悪役令嬢は全力でグータラしたいのに、隣国皇太子が溺愛してくる。なぜ。
 私は決めていた。
 決心したのはコンラッド辺境伯の屋敷で、フレッドが聖剣を抜いた時だ。フレッドを見つめるイリス様の瞳は、憧憬の念が宿っていた。フレッドは義理堅いから私の護衛騎士のままでは、自分の心に素直になれないだろう。

 確かに私とミカとへレーナが転生してきて、原作とはまったく違う物語を紡いでいる。でもクリストファー殿下が王太子であったり、その婚約者が私であったり、ミカが皇女でフレッドが皇太子なのも変わらない。それなら。

 フレッドがイリスに心を奪われないと、誰が言い切れるだろう。
 人の気持ちは簡単に変わるのだと私は知っているし、それが普通だと理解している。ただ、簡単に受け止められるかといわれたら、さすがにそれはしんどい。

 それがずっとそばにいてくれたフレッドならなおさらだ。フレッドのサファイアブルーの瞳に浮かぶ熱が冷めていくのを、私は見たくない。

 だからフレッドを解任して、私はひとり旅に出ることに決めた。
 私を護衛してくれる女性騎士には、何日か経ってからフレッドに渡し忘れたものがあると言って、後を追ってもらおう。

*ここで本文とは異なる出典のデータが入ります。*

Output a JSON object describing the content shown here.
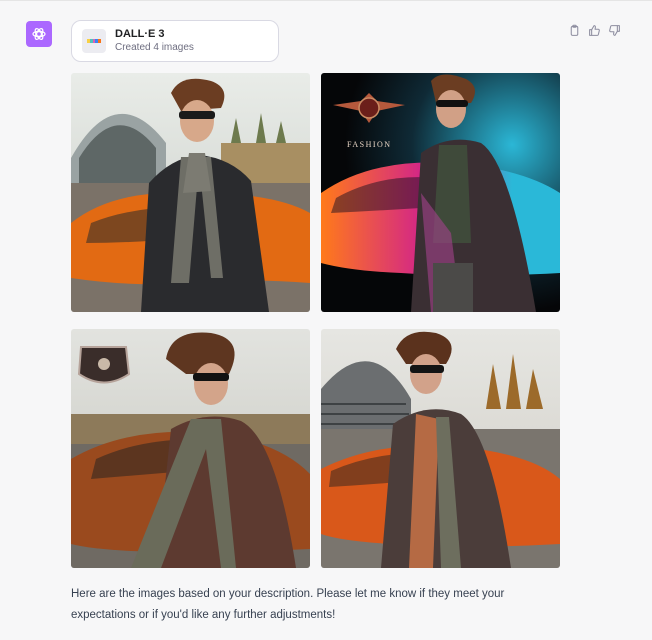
{
  "assistant": {
    "avatar_icon": "openai-logo-icon",
    "avatar_color": "#ab68ff"
  },
  "plugin": {
    "title": "DALL·E 3",
    "subtitle": "Created 4 images",
    "icon": "dalle-icon",
    "stripe_colors": [
      "#f7d046",
      "#4cc4bd",
      "#e05fb2",
      "#3b82f6",
      "#f97316"
    ]
  },
  "actions": {
    "copy_icon": "clipboard-icon",
    "like_icon": "thumbs-up-icon",
    "dislike_icon": "thumbs-down-icon"
  },
  "images": [
    {
      "id": "generated-image-1",
      "scene": "man in sunglasses and scarf beside orange sports car, hangar background"
    },
    {
      "id": "generated-image-2",
      "scene": "man in long coat with winged emblem and colorful sports car on dark background",
      "overlay_text": "FASHION"
    },
    {
      "id": "generated-image-3",
      "scene": "man with windswept hair and scarf beside copper sports car, shield emblem"
    },
    {
      "id": "generated-image-4",
      "scene": "man in long coat beside orange sports car at stadium"
    }
  ],
  "message": {
    "text": "Here are the images based on your description. Please let me know if they meet your expectations or if you'd like any further adjustments!"
  }
}
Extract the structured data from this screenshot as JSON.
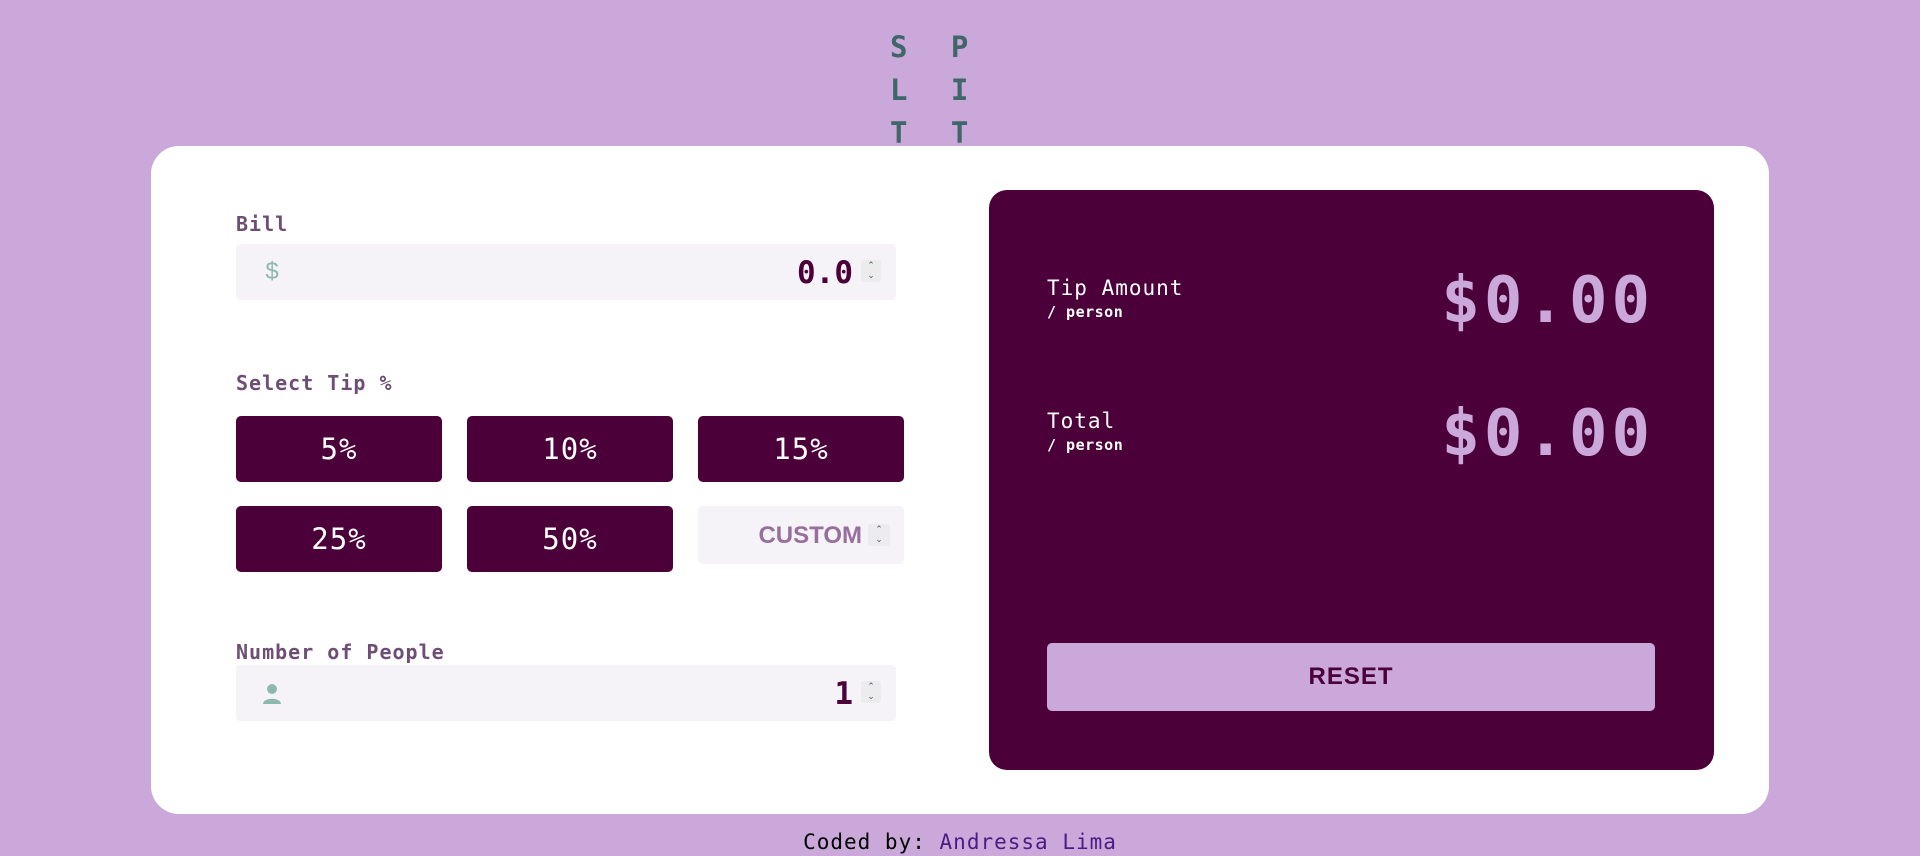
{
  "app": {
    "title": "SPLITTER",
    "logo_text": "S P L I\nT T E R"
  },
  "bill": {
    "label": "Bill",
    "currency_symbol": "$",
    "value": "0.0"
  },
  "tip": {
    "label": "Select Tip %",
    "options": [
      "5%",
      "10%",
      "15%",
      "25%",
      "50%"
    ],
    "custom_label": "CUSTOM"
  },
  "people": {
    "label": "Number of People",
    "value": "1",
    "icon": "person-icon"
  },
  "results": {
    "tip_amount_label": "Tip Amount",
    "tip_amount_sublabel": "/ person",
    "tip_amount_value": "$0.00",
    "total_label": "Total",
    "total_sublabel": "/ person",
    "total_value": "$0.00",
    "reset_label": "RESET"
  },
  "footer": {
    "prefix": "Coded by:",
    "author": "Andressa Lima"
  },
  "colors": {
    "background": "#cba8da",
    "primary": "#4b003a",
    "accent": "#cba8da",
    "logo": "#3f6668",
    "card": "#ffffff",
    "input": "#f5f3f8"
  }
}
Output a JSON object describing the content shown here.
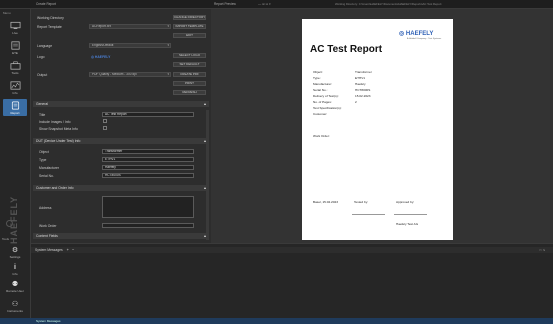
{
  "titlebar": {
    "left_title": "Create Report",
    "preview_title": "Report Preview",
    "right_info": "Working Directory: C:\\Users\\HAEFELY\\Documents\\HAEFELY\\Reports\\AC Test Report"
  },
  "sidebar": {
    "items": [
      {
        "label": "Live",
        "icon": "monitor-icon"
      },
      {
        "label": "ETE",
        "icon": "document-icon"
      },
      {
        "label": "Tools",
        "icon": "toolbox-icon"
      },
      {
        "label": "Info",
        "icon": "graph-icon"
      },
      {
        "label": "Report",
        "icon": "report-icon"
      }
    ],
    "brand": "HAEFELY",
    "bottom_section_label": "Tools",
    "bottom_items": [
      {
        "label": "Settings",
        "icon": "gear-icon"
      },
      {
        "label": "Info",
        "icon": "info-icon"
      },
      {
        "label": "Remote User",
        "icon": "user-icon"
      },
      {
        "label": "Instruments",
        "icon": "instruments-icon"
      }
    ]
  },
  "form": {
    "working_directory_label": "Working Directory",
    "report_template_label": "Report Template",
    "report_template_value": "ACReport.xrx",
    "language_label": "Language",
    "language_value": "English/Default",
    "logo_label": "Logo",
    "logo_text": "HAEFELY",
    "output_label": "Output",
    "output_value": "PDF Quality - Medium - 300 dpi",
    "buttons": {
      "change_directory": "CHANGE DIRECTORY",
      "import_template": "IMPORT TEMPLATE",
      "edit": "EDIT",
      "select_logo": "SELECT LOGO",
      "set_default": "SET DEFAULT",
      "create_pdf": "CREATE PDF",
      "print": "PRINT",
      "refresh": "REFRESH"
    }
  },
  "sections": {
    "general": {
      "title": "General",
      "title_label": "Title",
      "title_value": "AC Test Report",
      "include_images_label": "Include Images / Info",
      "show_snapshot_label": "Show Snapshot Meta Info"
    },
    "dut": {
      "title": "DUT (Device Under Test) Info",
      "object_label": "Object",
      "object_value": "Transformer",
      "type_label": "Type",
      "type_value": "ETHV1",
      "manufacturer_label": "Manufacturer",
      "manufacturer_value": "Haefely",
      "serial_label": "Serial No.",
      "serial_value": "HCT8000S"
    },
    "customer": {
      "title": "Customer and Order Info",
      "address_label": "Address",
      "work_order_label": "Work Order"
    },
    "content": {
      "title": "Content Fields"
    }
  },
  "report_page": {
    "logo": "HAEFELY",
    "logo_sub": "A Hubbell Company · Test Systems",
    "title": "AC Test Report",
    "fields": [
      {
        "label": "Object:",
        "value": "Transformer"
      },
      {
        "label": "Type:",
        "value": "ETHV1"
      },
      {
        "label": "Manufacturer:",
        "value": "Haefely"
      },
      {
        "label": "Serial No.:",
        "value": "HCT8000S"
      },
      {
        "label": "Delivery of Test(s):",
        "value": "15.02.2023"
      },
      {
        "label": "No. of Pages:",
        "value": "2"
      },
      {
        "label": "Test Specification(s):",
        "value": ""
      },
      {
        "label": "Customer:",
        "value": ""
      }
    ],
    "work_order_label": "Work Order:",
    "basel_label": "Basel, 15.02.2023",
    "tested_by_label": "Tested by:",
    "approved_by_label": "Approved by:",
    "company": "Haefely Test AG"
  },
  "bottom": {
    "panel_title": "System Messages",
    "add_symbol": "+",
    "minus_symbol": "−"
  },
  "statusbar": {
    "text": "System Messages"
  }
}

 女性騎士に託すのはフレッドの専属護衛の解任状とそれまでの給金だ。中身が金貨だとわからないように、五十枚ずつ束ねて紙で巻いた。ジャラジャラしないので、貴重品だといえば信じるだろう。

 私は皇太子妃の部屋から私物をすべて持ち出し、侍女と騎士にはフレッドが戻るまで部屋には誰も入れないでほしいとお願いした。これで私の荷物がなくなったことは発覚しない。
 最後にミカへ手紙を残して一度帝都の自宅に戻った。